Ron Dawicki relishes the thought of possessing a truly rare car. And through an equally rare set of circumstances, he got one about two years ago. A 1929 Chevrolet. Roadster. “International.” Right-hand drive. (When did you last see one?)
“You don’t see them every day,” he winks. “And at car shows they’re non-existent.” Just how many there are left in the world is a matter of conjecture, but it would be surprising if there were very many.
Part of it is in its construction. Much of the sheet metal is actually nailed to a wooden frame, which doesn’t allow the body to flex much. But it would be easily torn apart either by hand or by excessive driving. The mileage on this car’s original motor is also indeterminate.

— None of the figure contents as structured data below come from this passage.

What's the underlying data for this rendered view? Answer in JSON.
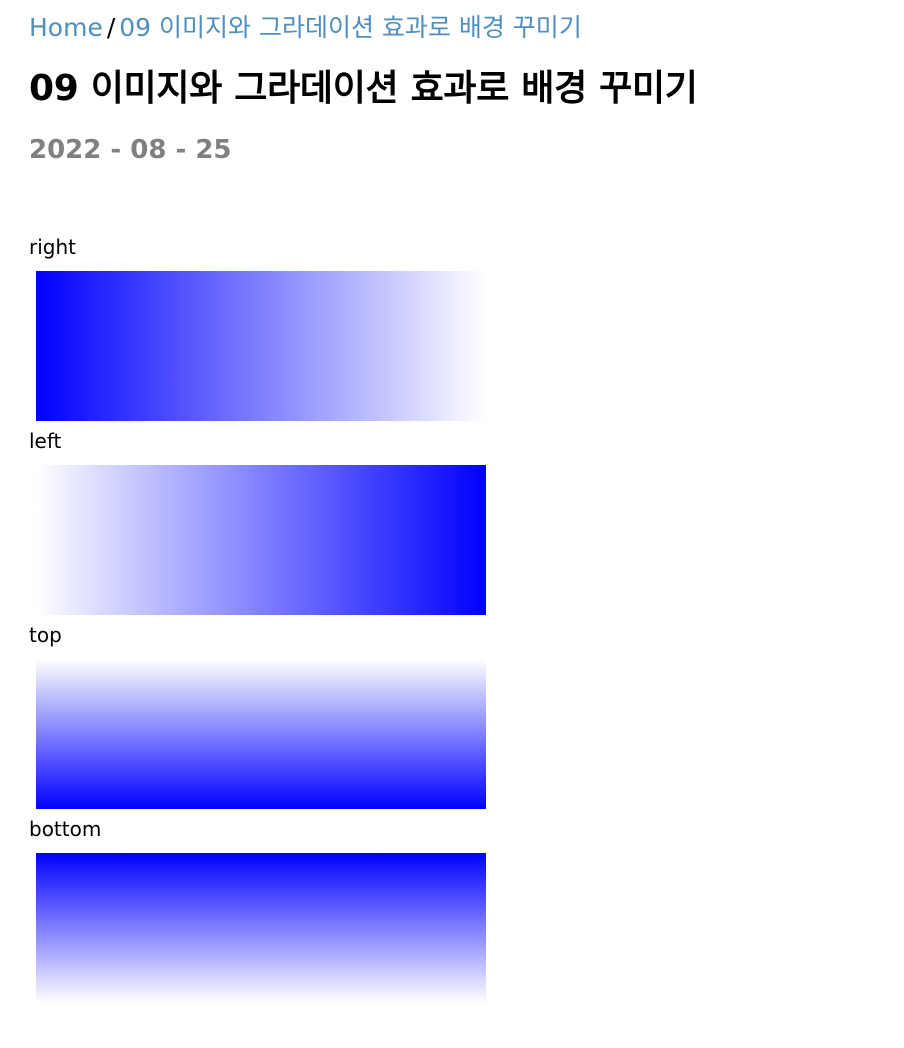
{
  "breadcrumb": {
    "home_label": "Home",
    "separator": "/",
    "current_label": "09 이미지와 그라데이션 효과로 배경 꾸미기"
  },
  "post": {
    "title": "09 이미지와 그라데이션 효과로 배경 꾸미기",
    "date": "2022 - 08 - 25"
  },
  "gradient_demos": [
    {
      "label": "right",
      "direction": "to right",
      "from_color": "#0000ff",
      "to_color": "#ffffff"
    },
    {
      "label": "left",
      "direction": "to left",
      "from_color": "#0000ff",
      "to_color": "#ffffff"
    },
    {
      "label": "top",
      "direction": "to top",
      "from_color": "#0000ff",
      "to_color": "#ffffff"
    },
    {
      "label": "bottom",
      "direction": "to bottom",
      "from_color": "#0000ff",
      "to_color": "#ffffff"
    }
  ],
  "colors": {
    "link": "#4f8fc0",
    "date": "#808080"
  }
}
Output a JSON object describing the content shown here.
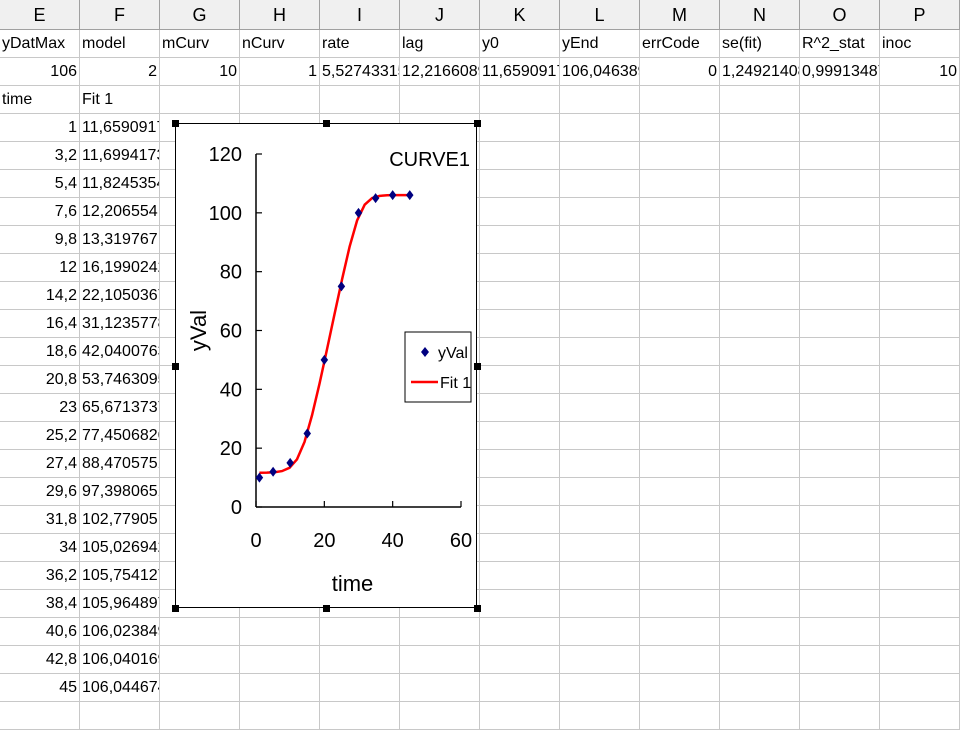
{
  "columns": [
    "E",
    "F",
    "G",
    "H",
    "I",
    "J",
    "K",
    "L",
    "M",
    "N",
    "O",
    "P"
  ],
  "header_row": [
    "yDatMax",
    "model",
    "mCurv",
    "nCurv",
    "rate",
    "lag",
    "y0",
    "yEnd",
    "errCode",
    "se(fit)",
    "R^2_stat",
    "inoc"
  ],
  "value_row": [
    "106",
    "2",
    "10",
    "1",
    "5,52743315",
    "12,2166089",
    "11,6590917",
    "106,046389",
    "0",
    "1,24921408",
    "0,99913487",
    "10"
  ],
  "label_row": [
    "time",
    "Fit 1"
  ],
  "table_rows": [
    [
      "1",
      "11,6590917"
    ],
    [
      "3,2",
      "11,6994173"
    ],
    [
      "5,4",
      "11,8245354"
    ],
    [
      "7,6",
      "12,206554"
    ],
    [
      "9,8",
      "13,319767"
    ],
    [
      "12",
      "16,1990242"
    ],
    [
      "14,2",
      "22,1050367"
    ],
    [
      "16,4",
      "31,1235778"
    ],
    [
      "18,6",
      "42,0400763"
    ],
    [
      "20,8",
      "53,7463095"
    ],
    [
      "23",
      "65,6713737"
    ],
    [
      "25,2",
      "77,4506826"
    ],
    [
      "27,4",
      "88,4705751"
    ],
    [
      "29,6",
      "97,3980651"
    ],
    [
      "31,8",
      "102,77905"
    ],
    [
      "34",
      "105,026942"
    ],
    [
      "36,2",
      "105,754127"
    ],
    [
      "38,4",
      "105,964897"
    ],
    [
      "40,6",
      "106,023849"
    ],
    [
      "42,8",
      "106,040169"
    ],
    [
      "45",
      "106,044674"
    ]
  ],
  "chart_data": {
    "type": "scatter",
    "title": "CURVE1",
    "xlabel": "time",
    "ylabel": "yVal",
    "xlim": [
      0,
      60
    ],
    "ylim": [
      0,
      120
    ],
    "x_ticks": [
      0,
      20,
      40,
      60
    ],
    "y_ticks": [
      0,
      20,
      40,
      60,
      80,
      100,
      120
    ],
    "grid": false,
    "legend_position": "right",
    "series": [
      {
        "name": "yVal",
        "kind": "marker",
        "color": "#000080",
        "x": [
          1,
          5,
          10,
          15,
          20,
          25,
          30,
          35,
          40,
          45
        ],
        "y": [
          10,
          12,
          15,
          25,
          50,
          75,
          100,
          105,
          106,
          106
        ]
      },
      {
        "name": "Fit 1",
        "kind": "line",
        "color": "#ff0000",
        "x": [
          1,
          3.2,
          5.4,
          7.6,
          9.8,
          12,
          14.2,
          16.4,
          18.6,
          20.8,
          23,
          25.2,
          27.4,
          29.6,
          31.8,
          34,
          36.2,
          38.4,
          40.6,
          42.8,
          45
        ],
        "y": [
          11.6590917,
          11.6994173,
          11.8245354,
          12.206554,
          13.319767,
          16.1990242,
          22.1050367,
          31.1235778,
          42.0400763,
          53.7463095,
          65.6713737,
          77.4506826,
          88.4705751,
          97.3980651,
          102.77905,
          105.026942,
          105.754127,
          105.964897,
          106.023849,
          106.040169,
          106.044674
        ]
      }
    ]
  }
}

But we’re getting ahead of ourselves. The car, after being driven and stored in Uruguay, was brought here about 10 years ago and restored in a shop in West Chester, Pa., where Ron’s brother-in-law spotted it and bought it. He enjoyed tinkering with it for eight years or so and then decided to move into a gated, deed-restricted community. One of the restrictions was the number of bays a garage could have: two. Both he and his wife had daily drivers, so the “hobby car” had to go.
The brother-in-law explained his predicament to Ron and asked how to go about selling a rare antique car. Ron saved them both a lot of trouble by buying it.
“I love this goofy thing!” And there’s no denying the car has some quirky features. The rebuilt-but-original engine is Chevy’s first iteration of the “Stovebolt Six,” rated at 65 hp. But this one has a downdraft one-barrel carburetor. It sports a badge of the Automobile Club of Uruguay on its grille. It has an exterior fuel gauge atop its gas tank. And it sports the optional “artillery” wheels, with wooden spokes in place of a steel dish, reminiscent of WWI caissons and cannons.
And the quirkiness continues when driving the car. “It’s an adventure driving this.” With its mechanical brakes, non-synchromesh transmission and leaf springs, one would expect it to be. But as the saying goes, “Wait, there’s more!” The gas “button” is between the clutch and the brake! The starter “button” is well off to the left.
Starting the car requires a deft handling of the choke, throttle and spark advance/retard cables. In warm weather it smoothes out quickly, and it’s time to engage first gear. Just after it gets rolling, a double-clutching gets it into second with nary a grind of the gears. Third will enable the car to plod along at a leisurely 35-40 mph. The flat-spotted tires have just about rounded out after a two-mile drive.
But the car is a looker, not a runner. Its lines resemble other late-1920′s cars but have their own distinct sleek look. “And it looks so good with the top up. I like to leave it up.” And the striking maroon lacquer repaint at restoration looks to be its original, authentic color. It even has a couple of “alligator” cracks in it, like most aging lacquers develop.
Ron has recently added period-correct dual horns and fog lights to the front — “I wanted to ‘chrome up’ the front a little” — and plans to install a period-correct heater this winter. He’s delighted that he found one almost exactly the same color.
He and his “wrench man,” Anthony (“Skeeter”) De Pompa, have had a long history of turning out winning cars. “The ’29 Roadster has won a trophy every time out!”
Many car collectors have a roomful of trophies. Ron has a barnful.